We are at a defining moment for our industry – a time when clients and suppliers will realize this is an industry that has gone adrift and needs a righting of the course. So what can we do to make research great again? We have a few ideas.
- First and foremost, if you are a client, make greater demands for data quality. Nothing will stimulate the research industry more to fix itself than market forces – if clients stop paying for low quality data and information, suppliers will react.
- Slow down! There is a famous saying about all projects. They have three elements that clients want: a) fast, b) good, and c) cheap, and on any project you can choose two of these. In my nearly three decades in this industry I have seen this dynamic change considerably. These days, “fast” is almost always trumping the other two factors. “Good” has been pushed aside. “Cheap” has always been important, but to be honest budget considerations don’t seem to be the main issue (MR spending continues to grow slowly). Clients are insisting that studies are conducted at a breakneck pace and data quality is suffering badly.

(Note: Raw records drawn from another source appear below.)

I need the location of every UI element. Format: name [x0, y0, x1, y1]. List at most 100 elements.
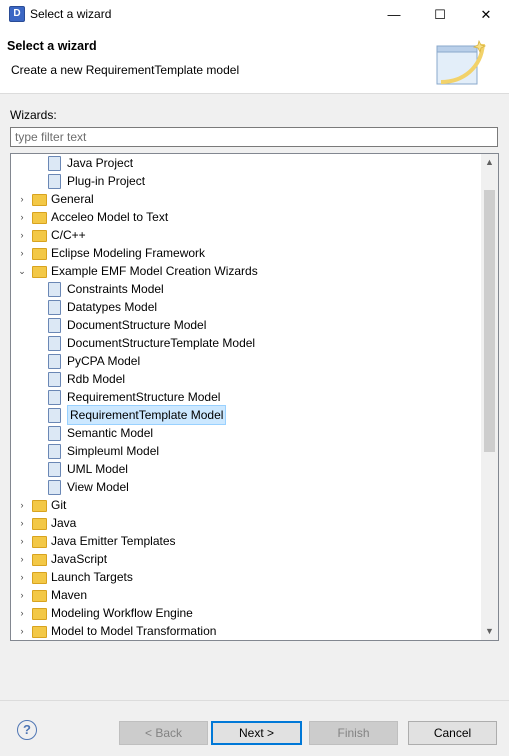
banner-heading: Select a wizard: [7, 39, 97, 53]
finish-button[interactable]: Finish: [309, 721, 398, 745]
tree-item[interactable]: PyCPA Model: [11, 352, 481, 370]
folder-icon: [32, 572, 47, 584]
tree-item-label: DocumentStructure Model: [67, 318, 207, 332]
folder-icon: [32, 626, 47, 638]
tree-item[interactable]: Semantic Model: [11, 424, 481, 442]
banner-description: Create a new RequirementTemplate model: [11, 63, 240, 77]
tree-item[interactable]: › JavaScript: [11, 550, 481, 568]
scroll-thumb[interactable]: [484, 190, 495, 452]
help-icon[interactable]: ?: [17, 720, 37, 740]
tree-item[interactable]: RequirementStructure Model: [11, 388, 481, 406]
model-icon: [48, 480, 61, 495]
model-icon: [48, 444, 61, 459]
tree-item-label: Semantic Model: [67, 426, 154, 440]
expand-arrow-icon[interactable]: ›: [17, 622, 27, 640]
expand-arrow-icon[interactable]: ›: [17, 586, 27, 604]
tree-item-label: Rdb Model: [67, 372, 126, 386]
tree-item-label: Model to Model Transformation: [51, 624, 217, 638]
tree-item-label: Modeling Workflow Engine: [51, 606, 193, 620]
tree-item-label: Simpleuml Model: [67, 444, 160, 458]
filter-input[interactable]: [11, 128, 499, 146]
tree-item-label: JavaScript: [51, 552, 108, 566]
maximize-button[interactable]: ☐: [417, 0, 463, 29]
wizard-banner-icon: [436, 39, 487, 85]
plugin-project-icon: [48, 174, 61, 189]
tree-item-label: Maven: [51, 588, 88, 602]
tree-item-label: Example EMF Model Creation Wizards: [51, 264, 258, 278]
tree-item-label: Java Emitter Templates: [51, 534, 176, 548]
tree-item[interactable]: › Model to Model Transformation: [11, 622, 481, 640]
cancel-button[interactable]: Cancel: [408, 721, 497, 745]
tree-item[interactable]: › Java Emitter Templates: [11, 532, 481, 550]
model-icon: [48, 372, 61, 387]
expand-arrow-icon[interactable]: ›: [17, 550, 27, 568]
wizard-tree[interactable]: Java Project Plug-in Project › General › Acce…: [10, 153, 499, 641]
tree-item-label: Acceleo Model to Text: [51, 210, 169, 224]
tree-item-label: Datatypes Model: [67, 300, 158, 314]
expand-arrow-icon[interactable]: ›: [17, 604, 27, 622]
folder-icon: [32, 554, 47, 566]
folder-icon: [32, 518, 47, 530]
java-project-icon: [48, 156, 61, 171]
tree-item[interactable]: › Eclipse Modeling Framework: [11, 244, 481, 262]
tree-item[interactable]: Simpleuml Model: [11, 442, 481, 460]
tree-item-label: PyCPA Model: [67, 354, 141, 368]
filter-field: [10, 127, 499, 147]
footer-separator: [0, 700, 509, 701]
expand-arrow-icon[interactable]: ›: [17, 190, 27, 208]
expand-arrow-icon[interactable]: ›: [17, 514, 27, 532]
model-icon: [48, 282, 61, 297]
tree-item-label: UML Model: [67, 462, 128, 476]
tree-item[interactable]: Rdb Model: [11, 370, 481, 388]
title-bar: D Select a wizard — ☐ ✕: [0, 0, 509, 29]
folder-icon: [32, 212, 47, 224]
collapse-arrow-icon[interactable]: ⌄: [17, 262, 27, 280]
expand-arrow-icon[interactable]: ›: [17, 208, 27, 226]
folder-icon: [32, 608, 47, 620]
minimize-button[interactable]: —: [371, 0, 417, 29]
tree-item[interactable]: Constraints Model: [11, 280, 481, 298]
tree-item-label: RequirementTemplate Model: [67, 405, 227, 425]
document-template-icon: [48, 336, 61, 351]
back-button[interactable]: < Back: [119, 721, 208, 745]
tree-item[interactable]: DocumentStructure Model: [11, 316, 481, 334]
expand-arrow-icon[interactable]: ›: [17, 244, 27, 262]
model-icon: [48, 426, 61, 441]
tree-item[interactable]: Datatypes Model: [11, 298, 481, 316]
tree-item[interactable]: ⌄ Example EMF Model Creation Wizards: [11, 262, 481, 280]
scroll-up-arrow-icon[interactable]: ▲: [481, 154, 498, 171]
tree-item[interactable]: Java Project: [11, 154, 481, 172]
tree-item[interactable]: › Launch Targets: [11, 568, 481, 586]
tree-item[interactable]: › General: [11, 190, 481, 208]
tree-item[interactable]: UML Model: [11, 460, 481, 478]
model-icon: [48, 390, 61, 405]
tree-item-label: Java Project: [67, 156, 134, 170]
close-button[interactable]: ✕: [463, 0, 509, 29]
tree-item[interactable]: Plug-in Project: [11, 172, 481, 190]
expand-arrow-icon[interactable]: ›: [17, 568, 27, 586]
expand-arrow-icon[interactable]: ›: [17, 496, 27, 514]
tree-item-label: RequirementStructure Model: [67, 390, 221, 404]
vertical-scrollbar[interactable]: ▲ ▼: [481, 154, 498, 640]
tree-item-label: Launch Targets: [51, 570, 133, 584]
window-title: Select a wizard: [30, 7, 112, 21]
scroll-down-arrow-icon[interactable]: ▼: [481, 623, 498, 640]
tree-item[interactable]: › Maven: [11, 586, 481, 604]
tree-item[interactable]: RequirementTemplate Model: [11, 405, 481, 425]
wizards-label: Wizards:: [10, 108, 57, 122]
expand-arrow-icon[interactable]: ›: [17, 226, 27, 244]
folder-icon: [32, 500, 47, 512]
tree-item[interactable]: DocumentStructureTemplate Model: [11, 334, 481, 352]
tree-item[interactable]: View Model: [11, 478, 481, 496]
tree-item-label: General: [51, 192, 94, 206]
tree-item[interactable]: › C/C++: [11, 226, 481, 244]
tree-item[interactable]: › Modeling Workflow Engine: [11, 604, 481, 622]
tree-item[interactable]: › Acceleo Model to Text: [11, 208, 481, 226]
folder-open-icon: [32, 266, 47, 278]
expand-arrow-icon[interactable]: ›: [17, 532, 27, 550]
folder-icon: [32, 194, 47, 206]
next-button[interactable]: Next >: [211, 721, 302, 745]
tree-item[interactable]: › Git: [11, 496, 481, 514]
tree-item[interactable]: › Java: [11, 514, 481, 532]
tree-item-label: Java: [51, 516, 77, 530]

- Insist that suppliers defend their methodologies. I’ve worked for corporate clients, but also many academic researchers. I have found that a key difference between them becomes apparent during results presentations. Corporate clients are impatient and want us to go as quickly as possible over the methodology section and get right into the results. Academics are the opposite. They dwell on the methodology and I have noticed if you can get an academic comfortable with your methods it is rare that they will doubt your findings. Corporate researchers need to understand the importance of a sound methodology and care more about it.
- Be honest about the limitations of your methodology. We often like to say that everything you were ever taught about statistics assumed a random sample and we haven’t seen a study in at least 20 years that can credibly claim to have one. That doesn’t mean a study without a random sample isn’t valuable, it just means that we have to think through the biases and errors it could contain and how that can be relevant to the results we present. I think every research report should have a page after the methodology summary that lists off the study’s limitations and potential implications to the conclusions we draw.

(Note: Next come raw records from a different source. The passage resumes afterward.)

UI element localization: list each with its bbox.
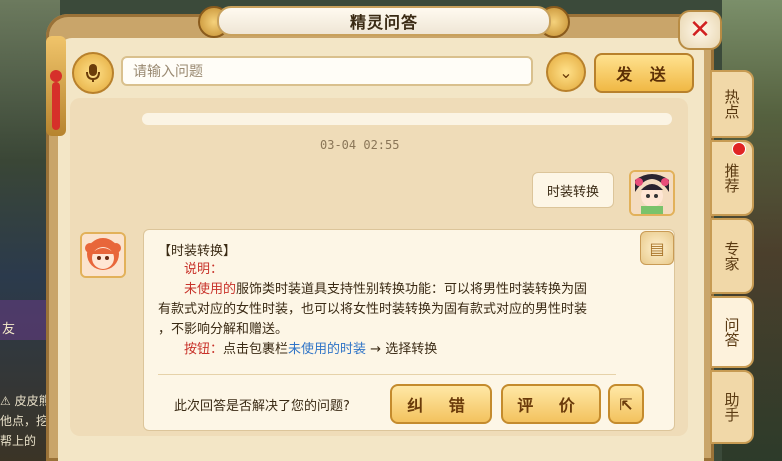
answer-desc-line: ，不影响分解和赠送。: [158, 322, 289, 337]
answer-title: 【时装转换】: [158, 244, 237, 259]
chevron-down-icon: ⌄: [559, 62, 573, 82]
answer-desc-label: 说明：: [184, 262, 224, 277]
decorative-knot: [50, 70, 62, 82]
rate-button[interactable]: 评 价: [501, 384, 601, 424]
history-dropdown-button[interactable]: ⌄: [546, 52, 586, 92]
answer-button-line: 按钮：点击包裹栏未使用的时装 → 选择转换: [184, 342, 438, 357]
report-error-button[interactable]: 纠 错: [390, 384, 492, 424]
tab-expert[interactable]: 专家: [710, 218, 754, 294]
send-button[interactable]: 发 送: [594, 53, 694, 93]
share-icon: ⇱: [619, 394, 633, 414]
answer-divider: [158, 374, 616, 375]
background-chat-text: ⚠ 皮皮熊: [0, 394, 51, 408]
background-chat-text: 帮上的: [0, 434, 37, 448]
tab-qa[interactable]: 问答: [710, 296, 754, 368]
assistant-avatar: [80, 232, 126, 278]
message-timestamp: 03-04 02:55: [320, 138, 400, 152]
background-chat-text: 他点，挖: [0, 414, 49, 428]
question-input[interactable]: 请输入问题: [121, 56, 533, 86]
decorative-tassel: [52, 82, 60, 130]
background-chat-text: 友: [2, 322, 16, 337]
share-button[interactable]: ⇱: [608, 384, 644, 424]
user-message-bubble: 时装转换: [532, 172, 614, 208]
dialog-title-text: 精灵问答: [349, 13, 418, 32]
answer-desc-line: 未使用的服饰类时装道具支持性别转换功能：可以将男性时装转换为固: [184, 282, 588, 297]
answer-desc-line: 有款式对应的女性时装，也可以将女性时装转换为固有款式对应的男性时装: [158, 302, 588, 317]
close-button[interactable]: ✕: [678, 10, 722, 50]
user-avatar: [629, 170, 675, 216]
close-icon: ✕: [689, 15, 711, 45]
book-icon[interactable]: ▤: [640, 231, 674, 265]
user-message-text: 时装转换: [546, 184, 599, 200]
question-input-placeholder: 请输入问题: [133, 64, 203, 80]
microphone-icon: [86, 64, 100, 82]
tab-assistant[interactable]: 助手: [710, 370, 754, 444]
tab-hot[interactable]: 热点: [710, 70, 754, 138]
notification-dot: [732, 142, 746, 156]
dialog-title: 精灵问答: [217, 6, 551, 36]
chat-scroll-indicator: [142, 113, 672, 125]
voice-input-button[interactable]: [72, 52, 114, 94]
feedback-question: 此次回答是否解决了您的问题?: [174, 399, 350, 414]
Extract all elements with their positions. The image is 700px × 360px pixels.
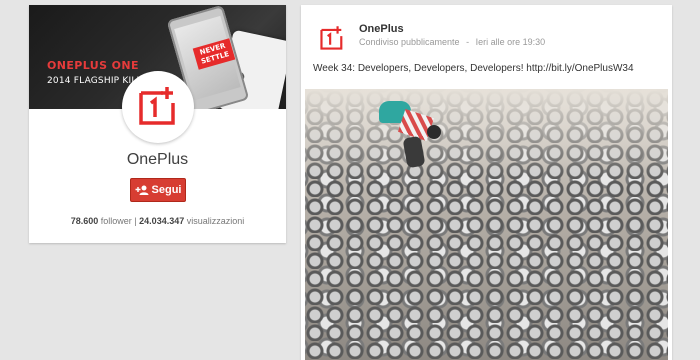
post-text: Week 34: Developers, Developers, Develop… <box>313 63 634 74</box>
follow-button-label: Segui <box>151 184 182 196</box>
person-head <box>427 125 441 139</box>
post-author-name[interactable]: OnePlus <box>359 23 404 35</box>
image-floor <box>305 89 668 179</box>
add-person-icon <box>135 185 149 195</box>
followers-label: follower <box>100 216 132 226</box>
post-meta: Condiviso pubblicamente - Ieri alle ore … <box>359 37 545 47</box>
profile-stats: 78.600 follower | 24.034.347 visualizzaz… <box>29 216 286 226</box>
post-card: OnePlus Condiviso pubblicamente - Ieri a… <box>301 5 672 360</box>
post-visibility[interactable]: Condiviso pubblicamente <box>359 37 460 47</box>
image-person <box>379 101 449 181</box>
views-label: visualizzazioni <box>186 216 245 226</box>
post-author-avatar[interactable] <box>319 25 345 56</box>
follow-button[interactable]: Segui <box>130 178 186 202</box>
oneplus-logo-icon <box>320 26 343 50</box>
profile-avatar[interactable] <box>122 71 194 143</box>
person-legs <box>402 135 426 169</box>
post-timestamp[interactable]: Ieri alle ore 19:30 <box>476 37 546 47</box>
cover-headline: ONEPLUS ONE <box>47 59 139 72</box>
views-count: 24.034.347 <box>139 216 185 226</box>
post-image[interactable] <box>305 89 668 360</box>
meta-separator: - <box>466 37 470 47</box>
profile-name[interactable]: OnePlus <box>29 151 286 169</box>
followers-count: 78.600 <box>70 216 99 226</box>
oneplus-logo-icon <box>139 87 175 125</box>
profile-card: NEVER SETTLE ONEPLUS ONE 2014 FLAGSHIP K… <box>29 5 286 243</box>
stats-separator: | <box>134 216 137 226</box>
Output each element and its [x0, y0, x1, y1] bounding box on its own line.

- Stop treating respondents so poorly. I believe this is a direct consequence of the movement from telephone to online data collection. Back in the heyday of telephone research, if you fielded a survey that was too long or was challenging for respondents to answer, it wasn’t long until you heard from your interviewers just how bad your questionnaire was. In an online world, this feedback never gets back to the questionnaire author – and we subsequently beat up our respondents pretty badly. I have been involved in at least 2,000 studies and about 1 million respondents. If each study averages 15 minutes that implies that people have spent about 28 and a half years filling out my surveys. It is easy to lose respect for that – but let’s not forget the tremendous amount of time people spend on our surveys. In the end, this is a large threat to the research industry, as if people won’t respond, we have nothing to sell.
- Stop using technology for technology’s sake. Technology has greatly changed our business. But, it doesn’t supplant the basics of what we do or allow us to ignore the laws of statistics. We still need to reach a representative sample of people, ask them intelligent questions, and interpret what it means for our clients. Tech has made this much easier and much harder at the same time. We often seem to do things because we can and not because we should.
The ultimate way to combat “poll denialism” in a “post-truth” world is to do better work, make better predictions, and deliver insightful interpretations. That is what we all strive to do, and it is more important than ever.